Freya duduk sendirian di tepian jalan. Malam makin larut tapi Freya tak peduli. Ia merasa sangat hancur. Dan sekarang penampilannya pun sudah sangat lusuh. Pipinya basah oleh air mata. Dress yang ia pakai sudah kusut dan kotor karena Freya duduk begitu saja di jalanan.
Tiba-tiba sebuah mobil berhenti tepat di depan Freya. Lalu seorang pria turun menghampirinya. “Hai nona, kau butuh tumpangan?” tanya pria itu.
“Tidak, pergilah. Aku tidak butuh siapapun.” Jawab Freya lirih.
“Tapi ini sudah hampir larut. Tidak baik seorang gadis sendirian disini.” Jawab pria itu.
“Percayalah padaku, aku akan mengantarmu sampai ke rumah.” Jawab pria itu.
“Kubilang pergi!” seru Freya tanpa memandang laki-laki itu.
"Ayolah nona, aku tidak ingin ada sesuatu yang buruk terjadi padamu." ucap pria itu.
"Apa kau ini tidak mengerti bahasa manusia?" ucap Freya.
"Apa kau tidak paham aku menyuruhmu pergi sejak tadi?"
"Aku hanya menawarkan pertolongan." jawab pria itu.
Freya tak menjawab lagi. Ia terlalu lelah untuk berdebat dengan pria itu. Untuk memandangnya saja, Freya sudah malas. Tak lama pria itu akhirnya pergi meninggalkan Freya sendirian. Freya, ia tak peduli lagi dengan siapapun sekarang. Tiba-tiba ponselnya berdering. Dita meneleponnya. Tapi sekali lagi, Freya tak mempedulikan sahabatnya itu.
Malam semakin dingin. Freya akhirnya memutuskan untuk pulang dengan naik taksi. Tubuhnya terasa sangat lelah. Freya tahu, semua ini karena hatinya yang patah.

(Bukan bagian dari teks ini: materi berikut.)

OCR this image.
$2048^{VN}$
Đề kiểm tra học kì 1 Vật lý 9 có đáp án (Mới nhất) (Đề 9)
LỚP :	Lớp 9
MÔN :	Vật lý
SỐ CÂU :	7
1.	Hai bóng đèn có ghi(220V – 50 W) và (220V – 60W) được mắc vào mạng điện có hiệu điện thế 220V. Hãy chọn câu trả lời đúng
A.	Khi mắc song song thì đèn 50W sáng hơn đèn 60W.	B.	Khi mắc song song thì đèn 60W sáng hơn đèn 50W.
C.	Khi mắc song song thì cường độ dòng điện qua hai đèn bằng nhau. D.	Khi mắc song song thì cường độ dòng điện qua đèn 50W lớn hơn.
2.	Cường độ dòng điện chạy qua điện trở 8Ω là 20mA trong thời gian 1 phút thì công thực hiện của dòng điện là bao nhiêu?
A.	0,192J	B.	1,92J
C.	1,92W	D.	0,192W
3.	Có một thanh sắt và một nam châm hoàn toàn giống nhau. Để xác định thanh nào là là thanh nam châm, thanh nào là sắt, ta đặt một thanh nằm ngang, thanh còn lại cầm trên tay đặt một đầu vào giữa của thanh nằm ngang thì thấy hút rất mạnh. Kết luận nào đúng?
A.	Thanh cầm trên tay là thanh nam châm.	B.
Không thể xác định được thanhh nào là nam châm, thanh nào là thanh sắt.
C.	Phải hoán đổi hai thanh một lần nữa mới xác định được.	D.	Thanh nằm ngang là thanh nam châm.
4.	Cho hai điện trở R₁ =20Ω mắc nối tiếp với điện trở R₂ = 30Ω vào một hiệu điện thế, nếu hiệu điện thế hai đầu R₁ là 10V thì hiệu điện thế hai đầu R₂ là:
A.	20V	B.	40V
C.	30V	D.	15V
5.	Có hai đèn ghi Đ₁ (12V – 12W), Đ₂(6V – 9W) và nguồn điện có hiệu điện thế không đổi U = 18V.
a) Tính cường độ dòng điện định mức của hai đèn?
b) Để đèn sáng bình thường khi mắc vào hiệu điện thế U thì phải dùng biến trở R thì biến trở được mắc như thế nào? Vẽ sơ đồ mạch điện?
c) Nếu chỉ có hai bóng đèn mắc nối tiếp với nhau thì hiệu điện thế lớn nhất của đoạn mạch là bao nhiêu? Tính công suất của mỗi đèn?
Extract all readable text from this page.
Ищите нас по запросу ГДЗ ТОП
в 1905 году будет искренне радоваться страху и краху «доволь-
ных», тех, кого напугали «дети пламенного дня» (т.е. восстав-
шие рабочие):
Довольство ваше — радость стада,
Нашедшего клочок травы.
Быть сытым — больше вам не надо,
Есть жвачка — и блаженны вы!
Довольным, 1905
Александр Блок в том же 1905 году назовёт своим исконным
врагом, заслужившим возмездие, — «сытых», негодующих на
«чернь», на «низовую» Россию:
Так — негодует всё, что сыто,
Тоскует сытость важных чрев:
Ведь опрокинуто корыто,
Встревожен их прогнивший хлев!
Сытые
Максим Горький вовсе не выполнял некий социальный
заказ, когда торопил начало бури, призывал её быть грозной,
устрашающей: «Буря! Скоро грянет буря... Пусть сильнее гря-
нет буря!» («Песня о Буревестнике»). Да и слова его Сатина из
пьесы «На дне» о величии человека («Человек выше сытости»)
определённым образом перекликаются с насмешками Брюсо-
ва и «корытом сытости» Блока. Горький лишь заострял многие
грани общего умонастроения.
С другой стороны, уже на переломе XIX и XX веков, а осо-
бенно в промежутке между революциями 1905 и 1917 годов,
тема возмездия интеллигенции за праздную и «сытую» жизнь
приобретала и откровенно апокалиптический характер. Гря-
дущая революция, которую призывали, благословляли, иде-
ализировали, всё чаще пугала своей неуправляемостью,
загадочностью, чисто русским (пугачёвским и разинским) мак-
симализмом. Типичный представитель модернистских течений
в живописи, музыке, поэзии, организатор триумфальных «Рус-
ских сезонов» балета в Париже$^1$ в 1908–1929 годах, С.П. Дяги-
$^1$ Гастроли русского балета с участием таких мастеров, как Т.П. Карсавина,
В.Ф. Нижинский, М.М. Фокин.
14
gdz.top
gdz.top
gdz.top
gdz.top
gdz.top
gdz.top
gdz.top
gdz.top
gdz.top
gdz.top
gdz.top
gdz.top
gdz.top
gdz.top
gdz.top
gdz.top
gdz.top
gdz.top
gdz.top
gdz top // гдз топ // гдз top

Sesampainya Freya di kos, ia langsung berbaring di ranjang. Freya memejamkan matanya. Ia ingin melupakan semua yang terjadi hari ini dan semua yang sudah ia lewati dengan Arga.
“Memang aku yang bodoh.” Ucap Freya.
“Harusnya sejak awal aku mendengarkan Dita.”
“Dan lagipula siapa aku? Aku terlalu berharap bisa bersanding dengan Arga.”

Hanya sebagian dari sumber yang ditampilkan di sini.